以下記事の続き。今回はギターのパートについて。本曲のMIDI表現では一番肝になる要素が詰まった楽器パートで、音色編集含めて他楽器以上の工夫を要する。これでようやく主要楽器のパートは完成、山場を越えたといったところである。
音色の選定と表現手段
本曲ではギターもキーボード同様に曲中で音色の変更指定があり、エレキ2種およびアコギ2種の計4音色を用意する必要がある。具体的には、
- エレキ1: ディストーションを掛けた音色
- エレキ2: 軽くコーラスのみ掛けるミュート音色
- アコギ1: スチール・ギター音色
- アコギ2: ナイロン・ギター音色
ディストーション・ギター
Studio One 3.5 Prime版(以下S3)では、内蔵音源 Presence XT のギター音色に入っている "Distorted Gtr" がそこそこ使える。
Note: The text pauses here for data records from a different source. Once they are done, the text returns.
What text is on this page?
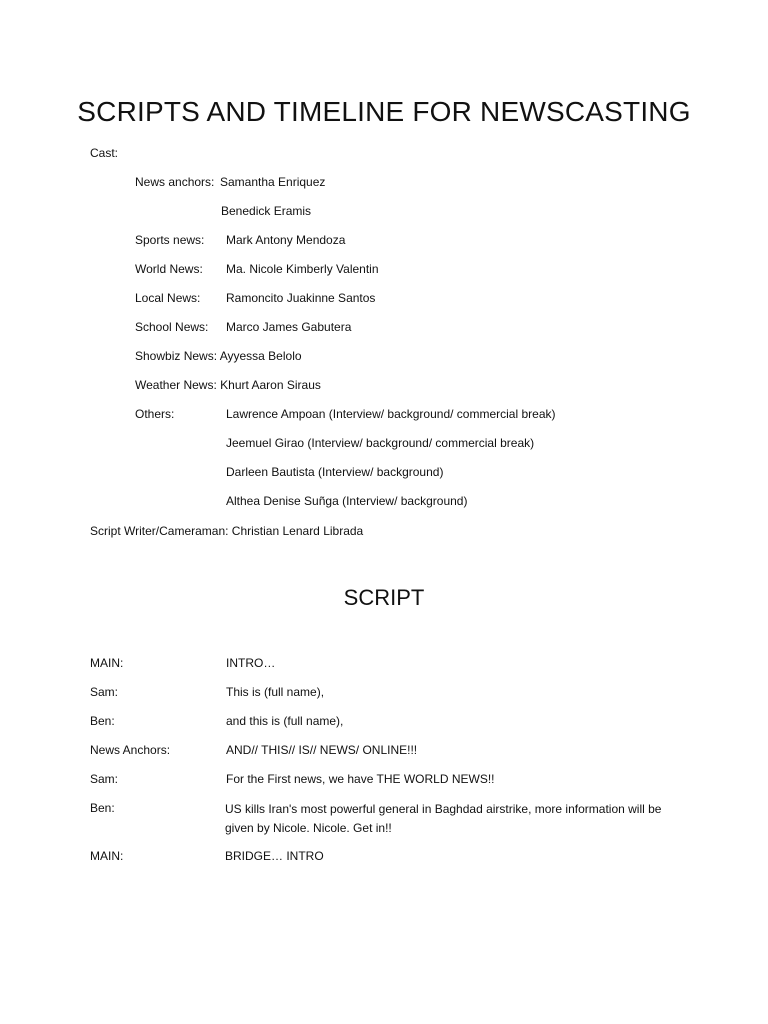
SCRIPTS AND TIMELINE FOR NEWSCASTING
Cast:
News anchors: Samantha Enriquez
Benedick Eramis
Sports news: Mark Antony Mendoza
World News: Ma. Nicole Kimberly Valentin
Local News: Ramoncito Juakinne Santos
School News: Marco James Gabutera
Showbiz News: Ayyessa Belolo
Weather News: Khurt Aaron Siraus
Others:	Lawrence Ampoan (Interview/ background/ commercial break)
Jeemuel Girao (Interview/ background/ commercial break)
Darleen Bautista (Interview/ background)
Althea Denise Suñga (Interview/ background)
Script Writer/Cameraman: Christian Lenard Librada
SCRIPT
MAIN:	INTRO…
Sam:	This is (full name),
Ben:	and this is (full name),
News Anchors:	AND// THIS// IS// NEWS/ ONLINE!!!
Sam:	For the First news, we have THE WORLD NEWS!!
Ben:	US kills Iran's most powerful general in Baghdad airstrike, more information will be given by Nicole. Nicole. Get in!!
MAIN:	BRIDGE… INTRO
ただし、これ単独では少々物足りないので、S3付属のエフェクターである RedlightDist をほんのり軽く加えると、いい塩梅に歪んだ音色を出してくれる。
ディストーション・ギターの場合、長めに伸ばすノートについては適度に(しつこくない程度に)ビブラートを入れた方がよいと思う*1。Presence XT におけるモジュレーションの設定については以下の記事を参照。
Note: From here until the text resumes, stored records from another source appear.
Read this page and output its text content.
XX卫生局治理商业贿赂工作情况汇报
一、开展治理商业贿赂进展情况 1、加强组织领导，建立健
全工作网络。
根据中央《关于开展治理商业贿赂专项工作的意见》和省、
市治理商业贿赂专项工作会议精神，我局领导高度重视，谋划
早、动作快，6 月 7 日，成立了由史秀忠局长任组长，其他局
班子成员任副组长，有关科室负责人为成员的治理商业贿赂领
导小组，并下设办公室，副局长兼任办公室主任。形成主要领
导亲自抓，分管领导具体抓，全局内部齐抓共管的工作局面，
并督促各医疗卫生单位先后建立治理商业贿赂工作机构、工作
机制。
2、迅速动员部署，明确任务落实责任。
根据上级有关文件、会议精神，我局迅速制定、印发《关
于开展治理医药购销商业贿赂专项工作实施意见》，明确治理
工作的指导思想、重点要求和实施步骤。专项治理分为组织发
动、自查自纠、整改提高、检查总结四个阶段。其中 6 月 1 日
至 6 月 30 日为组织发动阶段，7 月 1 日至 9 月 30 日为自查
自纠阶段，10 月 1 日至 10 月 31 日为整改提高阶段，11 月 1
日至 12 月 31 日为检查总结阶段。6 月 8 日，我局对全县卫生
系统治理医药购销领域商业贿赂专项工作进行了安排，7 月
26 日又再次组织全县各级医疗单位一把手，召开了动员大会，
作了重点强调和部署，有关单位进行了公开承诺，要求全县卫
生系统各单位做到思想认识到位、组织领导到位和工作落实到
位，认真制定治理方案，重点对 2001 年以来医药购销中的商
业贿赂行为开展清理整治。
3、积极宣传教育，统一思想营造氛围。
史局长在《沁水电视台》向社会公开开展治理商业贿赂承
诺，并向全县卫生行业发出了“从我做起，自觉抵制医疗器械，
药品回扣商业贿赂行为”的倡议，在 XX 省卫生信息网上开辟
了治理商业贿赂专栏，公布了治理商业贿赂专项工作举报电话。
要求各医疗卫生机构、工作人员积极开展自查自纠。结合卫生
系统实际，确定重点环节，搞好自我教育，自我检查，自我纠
上記記事で変調対象は音量としているが、本来はピッチにした方がよく、その場合は効き具合を調整するスライダーをあまり右に振り過ぎない設定とする(下例参照)。
ミュート・ギター
Presence XT のギター音色にある "Electric Guitar Mute" で充足する。これは素のままでは完全に埋もれてしまうため、S3付属のエフェクト Chorus でダブラー効果を軽めに掛けてちょっと浮き立たせる。
スチール・ギター
ここではスチール弦のアコギを指す。あくまでアクースティック・ギターの指定なので、いわゆるハワイアン・スチール・ギターなどの特殊なエレキ・ギターという意味ではない(将来的にフィーチャーされる可能性はあるが)。
困ったことに、S3ではスチール・ギターにふさわしい音色が入っておらず*2、Tracktion 6(以下T6)を援用して他の音源プラグインを使わざるを得ない。一法として、S3の Presence XT に入っている Combinations > Nylon Steel に、T6で再生した Ample Guitar M Lite II の音色を重ねる。
"Nylon Steel" 音色はほとんどナイロンに近い音色で、これだけではスチール・ギターには聴こえない。さりとて "Ample Guitar" もこの音色単独ではどうしても線が細く、埋没してしまう傾向が否めない。したがって、ドラムでやったように、結局両方を重ね合わせることでなんとか解決する。
ボーカル含めて同系音色重ね合わせのテクニックはよく使われる手法だが、エフェクト処理だけではどうやっても映えない苦境の解決策として有効な場合が多いように思う。本曲ではバイオリン音色でも活用した方策だが、これについてはまた追って記す。
スチール・ギターのパートで特徴的なストラム奏法については、稿を改めることとする。
ナイロン・ギター
ナイロン・ギター音色は、本曲ではボサノヴァ・セクションでのみ登場する。ここは特にストラム奏法は不要であると考えられるが、各リハーサル・マークの終止コード部分に軽く適用してもいいだろう。
音色は多分に好みの問題もあるが、Presence XT では "Clean Guitar" がまあまあ良い。それ以外のナイロン・ギター音色は曇った感じが強く、高音の伸びが良くないものが多い。この種の音色はミックス段階での取り扱いが難しいように思う。
オクターブ調整
ギター音色もベース同様に記譜より1オクターブ下げる解釈をする。注意すべきは、ベースと違って音源側ですでに1オクターブ下げているわけではないことである。
しかしながら、S3では一旦記譜通りにMIDIデータを入力し、再生トランスポーズ機能で1オクターブ下げの対応をする(下図参照)。過去に何度か書いたように、記譜通りに入力する理由は、譜面との照合検証を容易にするためである。オクターブ調整程度ならばともかく、2016年度課題曲でトライしたような複雑な移調楽器はこの方法で対応しないと打ち込みミスのチェックが困難になる。
当然ながら1次審査用に提出する最終形のMIDIデータ(SMF)は1オクターブ下げておく必要があるが、SMF作成の対処例については後日まとめる。